È crisi strutturale per il mercato degli strumenti musicali: un settore che conta in Italia 2.200 imprese e oltre 4.400 addetti, che ha imboccato una strada in discesa già nel 2018 (-3,86%), registrando nel 2019 un’ulteriore flessione del 2.25%.
È quanto emerge dall’indagine del Centro di Ricerca per lo Sviluppo Imprenditoriale(CERSI) dell’Università Cattolica: una survey realizzata per Dismamusica dal prof. Fabio Antoldi e dalle ricercatrici Ilaria Macconi e Arcangela Ricciardi, che racconta anche di un mercato pesantemente segnato dalla pandemia di Covid 19.

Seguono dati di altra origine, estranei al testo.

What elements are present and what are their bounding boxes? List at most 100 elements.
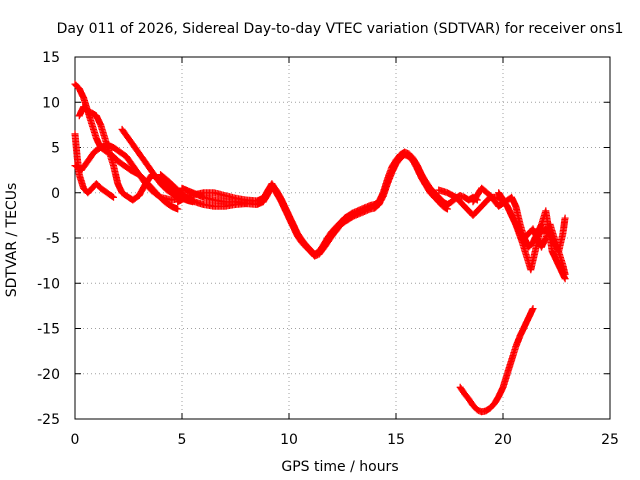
data-point: [553, 237, 556, 239]
data-point: [176, 189, 179, 191]
data-point: [489, 407, 491, 409]
data-point: [360, 211, 363, 214]
data-point: [129, 169, 132, 171]
data-point: [485, 410, 487, 412]
data-point: [463, 392, 466, 395]
data-point: [562, 264, 564, 266]
data-point: [176, 208, 179, 210]
data-layer: [71, 80, 569, 416]
data-point: [151, 190, 153, 192]
data-point: [549, 223, 551, 226]
data-point: [121, 191, 123, 194]
data-point: [527, 246, 530, 248]
y-tick-label: -25: [37, 412, 60, 428]
data-point: [530, 268, 532, 271]
y-tick-label: 5: [51, 141, 60, 157]
data-point: [343, 220, 346, 223]
data-point: [540, 246, 543, 248]
data-point: [497, 191, 500, 194]
data-point: [202, 191, 205, 194]
data-point: [534, 250, 536, 253]
data-point: [497, 205, 500, 208]
data-point: [551, 250, 554, 253]
data-point: [159, 173, 162, 176]
y-tick-label: 15: [42, 50, 60, 66]
data-point: [224, 201, 226, 203]
x-axis-label: GPS time / hours: [281, 459, 398, 475]
y-tick-label: -10: [37, 276, 60, 292]
data-point: [87, 160, 89, 162]
data-point: [523, 325, 526, 328]
data-point: [446, 203, 449, 206]
data-point: [78, 87, 81, 90]
data-point: [356, 213, 359, 216]
data-point: [262, 201, 265, 203]
data-point: [131, 199, 134, 201]
data-point: [527, 316, 530, 319]
data-point: [159, 196, 162, 199]
data-point: [146, 164, 149, 167]
data-point: [309, 250, 312, 253]
data-point: [296, 235, 299, 237]
data-point: [463, 196, 466, 199]
data-point: [91, 187, 93, 190]
data-point: [438, 196, 440, 199]
data-point: [301, 241, 303, 244]
data-point: [275, 191, 277, 194]
data-point: [74, 164, 76, 167]
data-point: [420, 177, 423, 180]
data-point: [386, 182, 389, 185]
data-point: [493, 402, 496, 405]
data-point: [159, 182, 162, 185]
data-point: [515, 345, 517, 348]
data-point: [234, 201, 237, 203]
data-point: [506, 372, 509, 375]
data-point: [390, 172, 393, 174]
data-point: [348, 218, 350, 220]
data-point: [455, 196, 457, 199]
data-point: [131, 164, 134, 167]
x-tick-label: 25: [601, 432, 619, 448]
data-point: [108, 151, 111, 153]
data-point: [331, 235, 333, 237]
data-point: [74, 83, 76, 85]
data-point: [467, 199, 470, 201]
data-point: [318, 253, 320, 256]
data-point: [489, 194, 491, 197]
data-point: [185, 196, 188, 199]
data-point: [191, 191, 194, 194]
data-point: [288, 217, 290, 219]
data-point: [245, 202, 247, 205]
chart-title: Day 011 of 2026, Sidereal Day-to-day VTE…: [57, 21, 624, 37]
data-point: [117, 182, 119, 185]
data-point: [87, 191, 89, 194]
data-point: [339, 224, 342, 227]
data-point: [523, 237, 526, 239]
data-point: [322, 248, 325, 250]
data-point: [305, 246, 307, 248]
data-point: [74, 133, 76, 135]
data-point: [138, 173, 140, 176]
data-point: [506, 205, 509, 208]
data-point: [438, 189, 440, 191]
data-point: [213, 191, 215, 194]
data-point: [112, 146, 115, 149]
data-point: [224, 205, 226, 208]
data-point: [82, 105, 85, 108]
data-point: [433, 196, 436, 199]
data-point: [365, 210, 367, 212]
data-point: [164, 182, 166, 185]
data-point: [521, 241, 524, 244]
series-track-2: [75, 103, 186, 204]
data-point: [519, 232, 521, 235]
data-point: [127, 196, 130, 199]
data-point: [559, 268, 562, 271]
y-axis-label: SDTVAR / TECUs: [4, 183, 20, 298]
data-point: [106, 191, 108, 194]
data-point: [562, 232, 564, 235]
data-point: [564, 277, 566, 280]
data-point: [446, 208, 449, 210]
data-point: [416, 168, 419, 171]
data-point: [515, 205, 517, 208]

Un settore caratterizzato da una diminuzione complessiva dei ricavi lungo la filiera, da livelli di redditività lorda preoccupanti per molte delle sue imprese e da una progressiva disintermediazione, indotta dall’e-commerce, che sta accorciando i canali di vendita a favore dei grandi siti specializzati e generalisti di vendita on-line
«Quello che preoccupa di più è la fragilità che si esprime nel commercio al dettaglio. Abbiamo perso 357 negozi in poco più di 20 anni e le previsioni 2020 influenzate dall’effetto della pandemia sono disastrose, pari al -30%» spiega il prof. Antoldi «Gli effetti finali di questa crisi sono una progressiva scomparsa del dettaglio diffuso, il ridimensionamento del ruolo dei distributori e la continua erosione dei margini, che rende oggettivamente difficile oggi mantenere l’economicità di molte attività».
«Sono tutti segnali che indicano la necessità di una sostanziale politica di rilancio del settore, sia dal lato della domanda che dell’offerta, perché dietro lo strumento musicale c’è la musica, c’è la cultura, c’è la socializzazione, c’è l’educazione delle nuove generazioni al bello e per questo merita molta attenzione» conclude Antoldi.